Anunciado, 36, an MBA who previously was in banking and property management, is a major mover in the area’s drone industry. He has been working with San Diego State University on an as yet unspecified program. He has convinced Chula Vista and the YMCA to establish a drone racing course that will open in January. When U.S. Commerce Secretary Penny Pritzker paid a visit, he lobbied her to give special support to the local industry.
“My pitch is create a new drone hub in San Diego that will create a new Silicon Valley. You don’t even have to work for it,” he said. Tijuana “is part of the plan. … Tijuana is such a good location. They have the right people. They’re smart. They’re like a hidden gem.”
He believes there will be a blurred line between San Diego and Tijuana and has reached across the border to help with the establishment of Geeks Academy, a venture that will, among other things, train young people as drone pilots.
“There were no teachers qualified to teach drones so we spent three months training teachers and it led to Geeks Academy,” Anuciado said. For one of the first courses, an expected enrollment of 10 attracted 22 students. By the end of the course, students can race, design a drone, be familiar with components and create needed software.
“They’re so good and so fast. They sometimes leave us behind,” he said.
Anunciado’s nurturing of the fledgling Cali-Baja industry but especially
of young drone pilots is close to his heart.

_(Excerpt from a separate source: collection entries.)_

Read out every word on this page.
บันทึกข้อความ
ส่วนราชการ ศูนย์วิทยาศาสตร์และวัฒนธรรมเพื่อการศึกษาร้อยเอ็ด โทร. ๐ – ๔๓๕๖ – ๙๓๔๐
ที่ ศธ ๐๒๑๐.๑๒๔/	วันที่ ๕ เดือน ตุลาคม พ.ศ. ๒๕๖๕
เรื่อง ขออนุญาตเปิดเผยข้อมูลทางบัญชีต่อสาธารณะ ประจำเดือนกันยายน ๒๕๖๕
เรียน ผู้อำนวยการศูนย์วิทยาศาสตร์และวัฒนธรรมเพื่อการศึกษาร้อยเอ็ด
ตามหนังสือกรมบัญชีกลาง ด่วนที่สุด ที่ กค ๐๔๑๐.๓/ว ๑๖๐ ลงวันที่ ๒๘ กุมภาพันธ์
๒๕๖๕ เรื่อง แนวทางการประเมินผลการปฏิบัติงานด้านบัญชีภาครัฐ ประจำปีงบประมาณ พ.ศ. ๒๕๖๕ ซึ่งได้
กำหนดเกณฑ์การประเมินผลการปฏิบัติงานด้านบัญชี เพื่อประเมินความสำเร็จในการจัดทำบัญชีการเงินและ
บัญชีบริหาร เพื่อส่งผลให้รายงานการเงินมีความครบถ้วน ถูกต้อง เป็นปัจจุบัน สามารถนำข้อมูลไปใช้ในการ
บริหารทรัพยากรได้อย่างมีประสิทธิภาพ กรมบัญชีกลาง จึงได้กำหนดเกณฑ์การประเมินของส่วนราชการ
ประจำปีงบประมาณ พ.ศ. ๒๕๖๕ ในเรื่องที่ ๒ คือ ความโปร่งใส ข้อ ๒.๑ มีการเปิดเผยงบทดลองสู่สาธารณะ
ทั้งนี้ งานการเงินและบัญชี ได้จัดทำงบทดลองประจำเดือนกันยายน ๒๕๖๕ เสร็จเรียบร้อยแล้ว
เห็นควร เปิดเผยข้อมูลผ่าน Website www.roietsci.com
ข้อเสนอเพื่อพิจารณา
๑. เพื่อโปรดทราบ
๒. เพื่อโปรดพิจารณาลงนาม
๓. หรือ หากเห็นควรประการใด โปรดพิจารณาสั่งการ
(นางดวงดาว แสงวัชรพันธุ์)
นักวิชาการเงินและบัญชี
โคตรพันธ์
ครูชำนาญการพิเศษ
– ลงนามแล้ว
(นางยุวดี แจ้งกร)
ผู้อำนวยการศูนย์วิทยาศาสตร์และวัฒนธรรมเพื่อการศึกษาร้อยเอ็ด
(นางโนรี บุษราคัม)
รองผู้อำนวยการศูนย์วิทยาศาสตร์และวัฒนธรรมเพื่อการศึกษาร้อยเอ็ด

“What we’re concentrating on is the human aspect because I believe the future is not the drones, it’s the people,” he said. “There’s enough drones out there to do the work, but there aren’t enough pilots.”
Action Drones, he said, not only makes the drone but also provides the training for operators. One company wanted 2,000 pilots.
By 2020, $127b worth of labor and business services could be replaced by drones, according to a May report from consulting firm PricewaterhouseCoopers.
Moreover, “In the next decade, the burgeoning commercial drone industry is projected to generate more than $82b for the U.S. economy and, by 2025, could support as many as 100,000 new jobs,” White House representatives recently wrote in a fact sheet.
Individuals in the San Diego-Baja California region believe much of that income will be generated by area entrepreneurs.
“We are going to create a middle class with a good industry that’s going to offer unlimited opportunities,” Anunciado said.